House moves to defund Planned Parenthood again

WASHINGTON — After years of legislation blocking abortions in their home states, Republican lawmakers are again pushing forward with anti-abortion bills in the coming weeks, using the same government funding strategy they used last…

House moves to defund Planned Parenthood again

WASHINGTON — After years of legislation blocking abortions in their home states, Republican lawmakers are again pushing forward with anti-abortion bills in the coming weeks, using the same government funding strategy they used last year — though this time without a need for a tiebreaking vote from the Supreme Court.

House Judiciary Committee Chairman Bob Goodlatte (R-Va.) and Rep. Steve King (R-Iowa) this week put forward legislation that would block federal family planning dollars from going to Planned Parenthood, a move that Republican strategists say bolsters their argument to voters that the agency is too closely connected to abortion services to qualify for the taxpayer funding. The House Judiciary Committee’s vote on the bill was scheduled for Thursday.

The budget slashed Planned Parenthood’s $400 million annual budget, preventing it from receiving federal family planning dollars. But the group lost millions of dollars in similar funding as a result of last year’s budget deal, and last month had to start turning away patients.

The House GOP bill would block federal family planning funds from going to any health centers that the Department of Health and Human Services (HHS) says receive one-third or more of their revenue from federal or other government money.

HHS currently places no such restrictions on other anti-abortion groups.

The National Right to Life Committee, an anti-abortion organization, applauds the bill as an important tool to cut off funding from Planned Parenthood, the nation’s largest abortion provider, which receives some $500 million a year from the federal government.

Similar bills in the Senate and House would block money from Planned Parenthood until it either stops doing abortions or changes its funding pattern to a different group, Planned Parenthood Federation of America.

King has introduced a related anti-abortion bill in the House, but it has stalled because of House Democratic leaders’ objections. There is some hope that the Republican push for federal family planning dollars could free up money for the bill.

Similar conservative bills that pushed through the House last year fell just short of the 60 votes needed to move forward in the Senate.

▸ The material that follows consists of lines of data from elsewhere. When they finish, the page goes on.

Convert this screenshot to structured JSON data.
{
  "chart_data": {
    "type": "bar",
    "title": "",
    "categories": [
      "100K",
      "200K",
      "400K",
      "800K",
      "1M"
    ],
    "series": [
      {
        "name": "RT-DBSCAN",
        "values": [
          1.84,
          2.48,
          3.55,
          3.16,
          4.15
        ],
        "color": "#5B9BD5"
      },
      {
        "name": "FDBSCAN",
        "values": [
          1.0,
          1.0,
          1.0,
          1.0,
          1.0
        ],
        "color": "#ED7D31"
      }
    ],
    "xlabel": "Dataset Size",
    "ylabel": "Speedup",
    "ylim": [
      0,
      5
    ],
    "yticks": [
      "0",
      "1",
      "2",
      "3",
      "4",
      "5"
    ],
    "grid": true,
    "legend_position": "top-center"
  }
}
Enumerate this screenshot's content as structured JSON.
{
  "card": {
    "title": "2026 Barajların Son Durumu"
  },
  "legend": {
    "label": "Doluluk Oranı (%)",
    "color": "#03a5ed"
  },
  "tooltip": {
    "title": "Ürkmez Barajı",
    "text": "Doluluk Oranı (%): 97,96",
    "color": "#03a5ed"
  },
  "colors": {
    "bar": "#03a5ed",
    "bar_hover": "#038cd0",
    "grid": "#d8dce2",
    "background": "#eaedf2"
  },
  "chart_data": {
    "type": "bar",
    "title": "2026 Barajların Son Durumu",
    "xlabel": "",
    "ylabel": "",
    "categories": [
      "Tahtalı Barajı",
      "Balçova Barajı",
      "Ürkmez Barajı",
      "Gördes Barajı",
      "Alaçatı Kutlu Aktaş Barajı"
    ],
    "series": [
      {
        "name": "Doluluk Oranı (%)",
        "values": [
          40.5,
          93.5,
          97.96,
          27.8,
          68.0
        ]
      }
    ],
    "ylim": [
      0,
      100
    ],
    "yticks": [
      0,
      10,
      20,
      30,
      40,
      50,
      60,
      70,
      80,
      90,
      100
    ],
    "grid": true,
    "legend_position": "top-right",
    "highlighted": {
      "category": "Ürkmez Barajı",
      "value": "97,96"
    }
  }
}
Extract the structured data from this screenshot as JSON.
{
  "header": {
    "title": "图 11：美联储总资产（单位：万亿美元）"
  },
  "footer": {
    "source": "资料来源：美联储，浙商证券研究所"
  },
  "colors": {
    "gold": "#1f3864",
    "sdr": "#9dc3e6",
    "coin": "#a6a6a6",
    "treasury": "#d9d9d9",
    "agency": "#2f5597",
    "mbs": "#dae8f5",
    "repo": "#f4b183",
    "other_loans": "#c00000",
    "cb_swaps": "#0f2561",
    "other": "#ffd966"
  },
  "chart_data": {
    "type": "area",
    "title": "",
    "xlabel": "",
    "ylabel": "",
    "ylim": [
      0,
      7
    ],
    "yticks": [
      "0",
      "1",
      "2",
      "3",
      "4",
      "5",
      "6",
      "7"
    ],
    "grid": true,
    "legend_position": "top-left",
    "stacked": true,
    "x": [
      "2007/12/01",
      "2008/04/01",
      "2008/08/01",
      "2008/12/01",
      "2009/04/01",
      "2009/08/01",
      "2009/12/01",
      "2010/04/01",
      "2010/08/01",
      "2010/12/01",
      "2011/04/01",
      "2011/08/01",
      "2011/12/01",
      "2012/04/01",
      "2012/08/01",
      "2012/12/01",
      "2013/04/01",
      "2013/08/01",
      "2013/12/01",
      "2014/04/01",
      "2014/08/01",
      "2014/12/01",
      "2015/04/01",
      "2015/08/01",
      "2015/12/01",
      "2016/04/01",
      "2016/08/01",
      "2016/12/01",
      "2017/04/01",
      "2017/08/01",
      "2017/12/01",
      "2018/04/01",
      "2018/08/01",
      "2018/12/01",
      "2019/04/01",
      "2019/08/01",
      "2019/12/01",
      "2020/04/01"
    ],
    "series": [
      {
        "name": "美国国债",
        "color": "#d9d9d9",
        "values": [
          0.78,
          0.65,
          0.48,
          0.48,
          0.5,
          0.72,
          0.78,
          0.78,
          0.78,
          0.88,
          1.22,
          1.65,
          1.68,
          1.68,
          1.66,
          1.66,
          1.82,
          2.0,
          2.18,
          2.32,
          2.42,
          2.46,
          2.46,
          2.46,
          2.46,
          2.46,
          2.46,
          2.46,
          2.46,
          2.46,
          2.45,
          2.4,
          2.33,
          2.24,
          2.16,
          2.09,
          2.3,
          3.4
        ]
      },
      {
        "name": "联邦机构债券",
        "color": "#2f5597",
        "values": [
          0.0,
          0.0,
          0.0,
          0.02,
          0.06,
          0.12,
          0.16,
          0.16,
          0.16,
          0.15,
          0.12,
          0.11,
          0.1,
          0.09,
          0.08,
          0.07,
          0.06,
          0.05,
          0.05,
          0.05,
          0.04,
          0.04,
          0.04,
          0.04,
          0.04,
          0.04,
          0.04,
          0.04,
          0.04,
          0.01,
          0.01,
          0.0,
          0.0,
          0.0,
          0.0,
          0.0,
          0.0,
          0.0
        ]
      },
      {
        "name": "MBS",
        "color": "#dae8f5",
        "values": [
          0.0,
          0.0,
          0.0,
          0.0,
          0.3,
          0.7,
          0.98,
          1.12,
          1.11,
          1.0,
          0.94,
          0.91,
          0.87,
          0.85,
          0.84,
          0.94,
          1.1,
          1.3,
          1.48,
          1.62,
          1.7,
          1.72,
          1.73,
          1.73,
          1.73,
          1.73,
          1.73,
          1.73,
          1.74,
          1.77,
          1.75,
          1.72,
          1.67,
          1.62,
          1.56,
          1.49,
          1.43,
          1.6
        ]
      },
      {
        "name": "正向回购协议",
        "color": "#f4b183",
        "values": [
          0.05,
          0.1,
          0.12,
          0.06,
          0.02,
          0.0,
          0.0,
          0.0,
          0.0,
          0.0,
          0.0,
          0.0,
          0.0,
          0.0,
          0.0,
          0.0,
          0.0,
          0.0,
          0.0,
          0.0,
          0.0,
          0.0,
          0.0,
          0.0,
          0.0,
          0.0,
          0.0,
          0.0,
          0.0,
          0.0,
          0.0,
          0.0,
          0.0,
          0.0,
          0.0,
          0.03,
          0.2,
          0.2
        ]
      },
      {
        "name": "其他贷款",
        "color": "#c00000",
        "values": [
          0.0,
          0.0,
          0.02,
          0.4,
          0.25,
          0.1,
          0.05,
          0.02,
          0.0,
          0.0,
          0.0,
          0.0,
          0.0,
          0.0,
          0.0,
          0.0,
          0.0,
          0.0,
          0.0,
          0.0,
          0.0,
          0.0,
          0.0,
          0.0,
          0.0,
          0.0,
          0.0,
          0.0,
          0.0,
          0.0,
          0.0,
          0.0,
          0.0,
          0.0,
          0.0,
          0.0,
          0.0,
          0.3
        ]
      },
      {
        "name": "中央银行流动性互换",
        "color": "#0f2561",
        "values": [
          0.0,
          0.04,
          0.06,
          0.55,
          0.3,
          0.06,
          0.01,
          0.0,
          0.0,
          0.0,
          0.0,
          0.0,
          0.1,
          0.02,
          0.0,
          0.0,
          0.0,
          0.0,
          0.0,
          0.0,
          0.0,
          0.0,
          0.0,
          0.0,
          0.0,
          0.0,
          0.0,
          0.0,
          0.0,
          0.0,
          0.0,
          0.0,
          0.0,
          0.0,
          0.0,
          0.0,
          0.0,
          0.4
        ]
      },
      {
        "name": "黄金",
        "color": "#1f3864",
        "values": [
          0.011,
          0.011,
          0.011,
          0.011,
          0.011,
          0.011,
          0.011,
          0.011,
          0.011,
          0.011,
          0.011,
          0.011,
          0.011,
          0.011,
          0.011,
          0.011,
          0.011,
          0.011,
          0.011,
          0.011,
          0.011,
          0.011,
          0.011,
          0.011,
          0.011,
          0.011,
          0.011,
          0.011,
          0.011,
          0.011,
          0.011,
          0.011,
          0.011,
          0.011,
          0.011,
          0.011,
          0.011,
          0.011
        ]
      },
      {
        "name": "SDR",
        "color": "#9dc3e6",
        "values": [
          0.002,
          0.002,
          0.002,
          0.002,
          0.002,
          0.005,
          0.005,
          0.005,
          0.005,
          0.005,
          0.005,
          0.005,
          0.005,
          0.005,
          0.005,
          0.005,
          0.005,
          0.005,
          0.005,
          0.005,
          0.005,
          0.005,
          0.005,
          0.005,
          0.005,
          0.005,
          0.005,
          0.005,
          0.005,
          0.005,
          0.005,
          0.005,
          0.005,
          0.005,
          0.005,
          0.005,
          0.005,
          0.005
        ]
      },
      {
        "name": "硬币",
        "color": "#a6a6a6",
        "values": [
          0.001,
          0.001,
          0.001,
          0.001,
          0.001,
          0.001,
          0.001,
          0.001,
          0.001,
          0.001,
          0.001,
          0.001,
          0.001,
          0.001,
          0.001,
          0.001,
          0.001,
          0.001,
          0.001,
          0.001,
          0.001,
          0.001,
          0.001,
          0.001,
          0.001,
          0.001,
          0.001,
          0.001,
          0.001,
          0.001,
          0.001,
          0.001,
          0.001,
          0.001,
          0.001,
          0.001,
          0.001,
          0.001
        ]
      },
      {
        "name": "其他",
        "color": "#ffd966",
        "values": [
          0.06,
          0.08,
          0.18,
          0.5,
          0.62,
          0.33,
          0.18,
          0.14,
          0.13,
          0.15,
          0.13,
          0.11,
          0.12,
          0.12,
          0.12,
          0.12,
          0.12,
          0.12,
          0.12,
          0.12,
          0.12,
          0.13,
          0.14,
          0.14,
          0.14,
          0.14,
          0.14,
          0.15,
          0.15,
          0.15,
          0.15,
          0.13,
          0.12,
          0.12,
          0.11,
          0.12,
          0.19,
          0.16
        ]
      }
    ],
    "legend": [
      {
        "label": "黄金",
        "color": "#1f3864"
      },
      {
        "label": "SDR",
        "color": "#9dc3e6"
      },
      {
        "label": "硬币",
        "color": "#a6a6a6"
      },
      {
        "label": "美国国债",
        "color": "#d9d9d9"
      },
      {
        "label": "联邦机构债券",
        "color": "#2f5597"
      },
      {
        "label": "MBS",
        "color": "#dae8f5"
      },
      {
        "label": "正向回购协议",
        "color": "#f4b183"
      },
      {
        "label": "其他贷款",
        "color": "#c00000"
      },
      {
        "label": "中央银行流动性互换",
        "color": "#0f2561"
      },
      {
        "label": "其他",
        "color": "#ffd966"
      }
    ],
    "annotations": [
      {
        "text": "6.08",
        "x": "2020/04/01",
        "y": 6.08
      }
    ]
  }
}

Last month, the Senate GOP joined the House and passed a resolution that approved GOP-drafted nondiscrimination rules for federal contracts, exempting religious employers.

Senate Minority Leader Charles Schumer (D-N.Y.) said such bills “will fail in the Senate” if they continue to try to get votes from Democrats.

Schumer also chided conservatives in the House and Senate for walking away from Democratic offers to work with them on the abortion issue.

“Republican extremists refuse to act, and instead continue to try and find a way to block women’s access to basic health care,” Schumer said in a statement. “They will only win elections by providing better solutions to the problems they say they’re trying to solve.”

HHS Secretary Tom Price, speaking Tuesday before the Senate Appropriations Committee, noted that about 70 percent of the family planning funds available to health centers do not go to Planned Parenthood.

He also said the Obama administration explicitly prohibits funding to Planned Parenthood or to health centers that are solely focused on abortion services.

But Ryan Dirks, who runs Faith and Freedom Coalition, a conservative social organization, said Republicans shouldn’t leave themselves vulnerable to Democrats by focusing on abortion funding as their top legislative priority. Dirks said it is likely that the party will win on other issues, including votes on the Pain-Capable Unborn Child Protection Act and on a plan to end the deduction for state and local taxes.

“This feels more like picking a political fight with the Democrats than a fight on the issues,” Dirks said. “And I think it does the GOP a disservice.”